Well, partly it’s back to that question of controlling the server environment.
This is something that Nicholas Zakas tackled a year ago when he wrote about Node.js and the new web front-end. He proposes a third layer that sits between the business logic and the rendered output. By applying the idea of isomorphic JavaScript, this interface layer could be run on the server (as Node.js) or on the client (as JavaScript), while still allowing you to have the rest of your server environment running whatever programming language works for you.
It’s still early days for this kind of thinking, and there are lots of stumbling blocks—trying to write JavaScript that can be executed on both the server and the client isn’t so easy. But I’m pretty excited about where this could lead. I love the idea of building in a way that provide the performance and universal access of progressive enhancement, while also providing the developer convenience of JavaScript frameworks.

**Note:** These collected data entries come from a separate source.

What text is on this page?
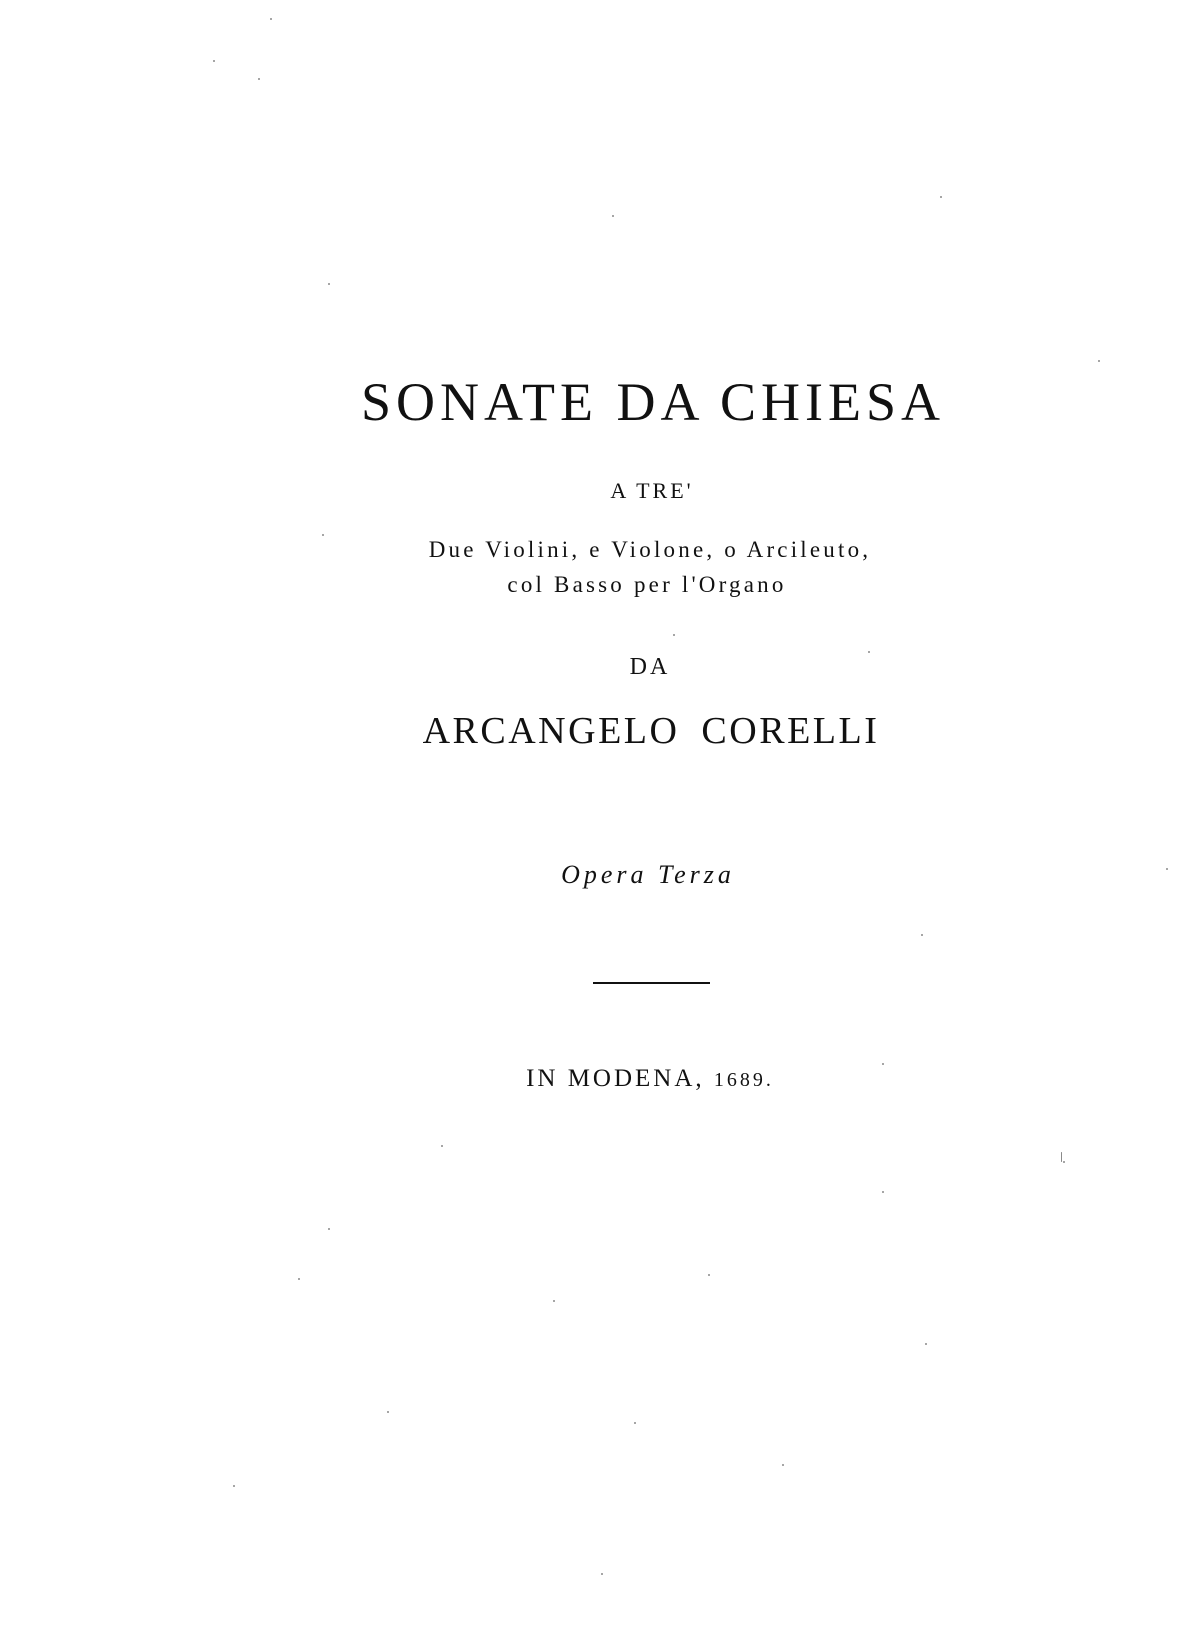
SONATE DA CHIESA
A TRE'
Due Violini, e Violone, o Arcileuto,
col Basso per l'Organo
DA
ARCANGELO CORELLI
Opera Terza
IN MODENA, 1689.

In the meantime, building with progressive enhancement may have to involve a certain level of inconvenience and duplication of effort. It’s a price I’m willing to pay, but I wish I didn’t have to. And I totally understand that others aren’t willing to pay that price.
But while the mood might currently seem to be in favour of using monolithic JavaScript frameworks to build client-side apps that rely on JavaScript in browsers, I think that the tide might change if we started to see poster children for progressive enhancement.
Three years ago, when I was trying to convince clients and fellow developers that responsive design was the way to go, it was a hard sell. It reminded me of trying to sell the benefits of using web standards instead of using tables for layout. Then, just as the Doug’s redesign of Wired and Mike’s redesign of ESPN helped sell the idea of CSS for layout, the Filament Group’s work on the Boston Globe made it a lot easier to sell the idea of responsive design. Then Paravel designed a responsive Microsoft homepage and the floodgates opened.
Now …who wants to do the same thing for progressive enhancement?